Although the brevity of an E3 demonstration only provided a cursory overview of Brink‘s mechanics, a subsequent chat with the title’s developers helped to reveal the title’s ambitions. Building on experience gleaned from both Wolfenstein: Enemy Territory and Enemy Territory: Quake Wars, it became evident that Splash Damage sought to elevate the first-person shooter beyond the rudimentary Deathmatch and Capture the Flag rulesets. With gameplay which pledged to blend parkour-maneuverability, adaptive mission structures, and artificial intelligence which was indistinguishable from online players, Brink‘s aspirations were undeniably lofty. Regretfully, a post-patched final retail build struggles to meet those objectives. While the bulk of liability can be attributed to the developers, at least a portion of Brink‘s burden lay with gamers.
With a substantial emphasis on online multiplayer competition, Brink‘s storyline and bookending cinematics are surprising treats. The game’s storyline situates players on The Ark- a sprawling, man-made chain of islands which becomes a fragile outpost when global warming initiates massive global flooding. Following an introductory sequence, gamers align themselves with one of two factions: The Security, a group who intend to use any remaining resources to save the Ark, or The Resistance, a militia hopeful to find refuge beyond the city’s congested walls.
Much of Brink‘s personality stems from the title’s inspired character design, which features long, deftly caricatured faces and a exhaustive arrays of unlockable apparel. Three distinct body types offer more than cosmetic diversity- each dictates both the agility and resiliency of combatants. Likewise, the game’s arsenal is both proficiently rendered and highly customizable. Starting with four basic weapon types, players can add an array of accessories- from red-dot sights, duct-taped clips, grenade launchers, to slings. While the game’s environmental architecture is solid, creating plenty of opportunities for impromptu choke points and interior stand-offs, the textures used to construct these areas are often drab and suffer from sporadic fits of pop-up.
Although the title’s maps aren’t always attractive, the verticality of each stage endows each stage with a plethora of objectives. Beyond having a primary mission in both offline and online games, a press of the directional pad brings up secondary assessments, with both completion and assignment of tasks contingent upon a players class. From engineers that build turrets and barricades to medics who revive fallen comrades, Brink requires a well-balanced team concentrating on a common objective.
Play the game offline, and the title’s bots perform their specific duties admirably- soldiers will plant explosives or buff their teammates ammo. Yet, while your cohorts focus on their individual goals, they often fail to obey the group goal, forcing the player to repeatedly work alone. With a timer closing in on expiration, gamers may find themselves alone in escorting a VIP or hacking an objective, as the AI clashes over a command center. At these moments, aggravation is bound to arise, as teamwork goes disregarded.
Sadly, online experiences fared little better. While a minority of random matches were populated with participants who concentrated on the game’s goals, many more became Modern Warfare-esque fragfests as players neglected objectives and avoided support roles. While fault cannot be attributed to Splash Damage, potential purchasers should be forewarned. Others may be vexed by the lack of any in-game lobbies, making playing with Brink with a group of regular needlessly cumbersome.
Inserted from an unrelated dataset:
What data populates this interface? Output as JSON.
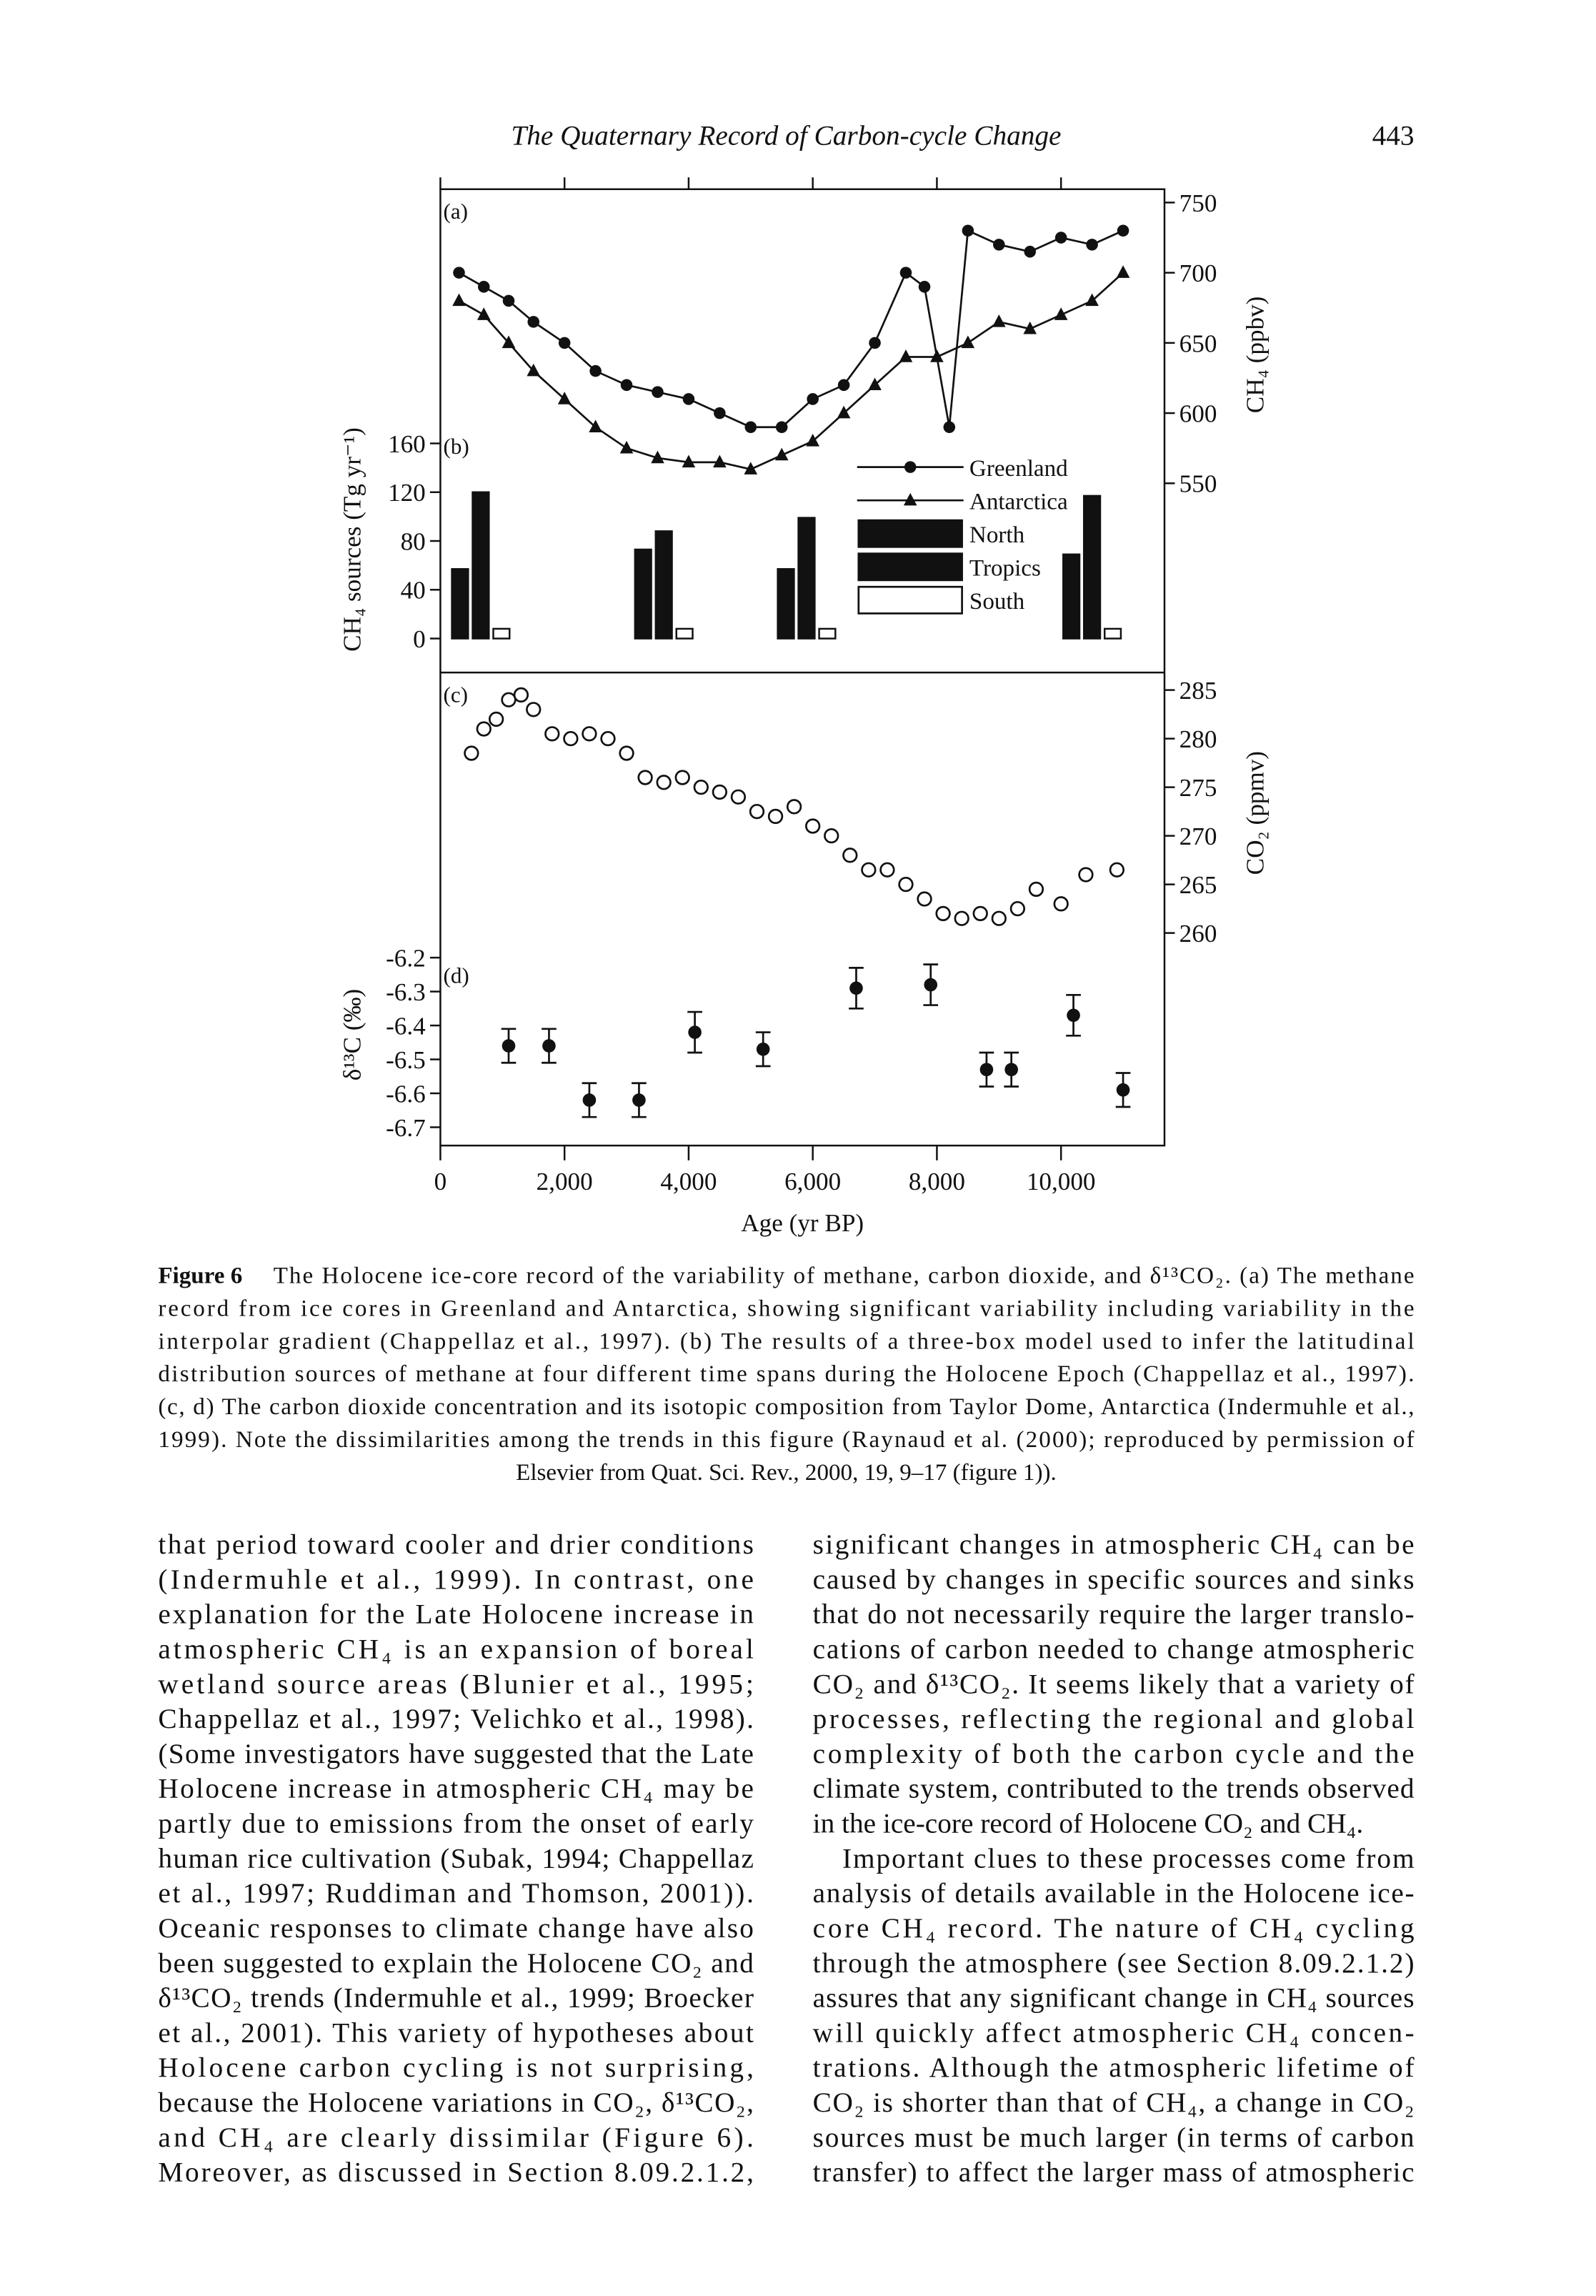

Ultimately, any of Brink‘s caveats stem from the game’s noble ambitions. In an attempt to offer a dense alternative to the twitch shooters which permeate the market, the title generally prevails. Yet, when individual objectives meet group goals, Brink stumbles- as bots and players show a disturbing lack of esprit de corps. Hopefully, a healthy commitment to patching and an evolving community can make The Ark’s last stand a movement worth caring about.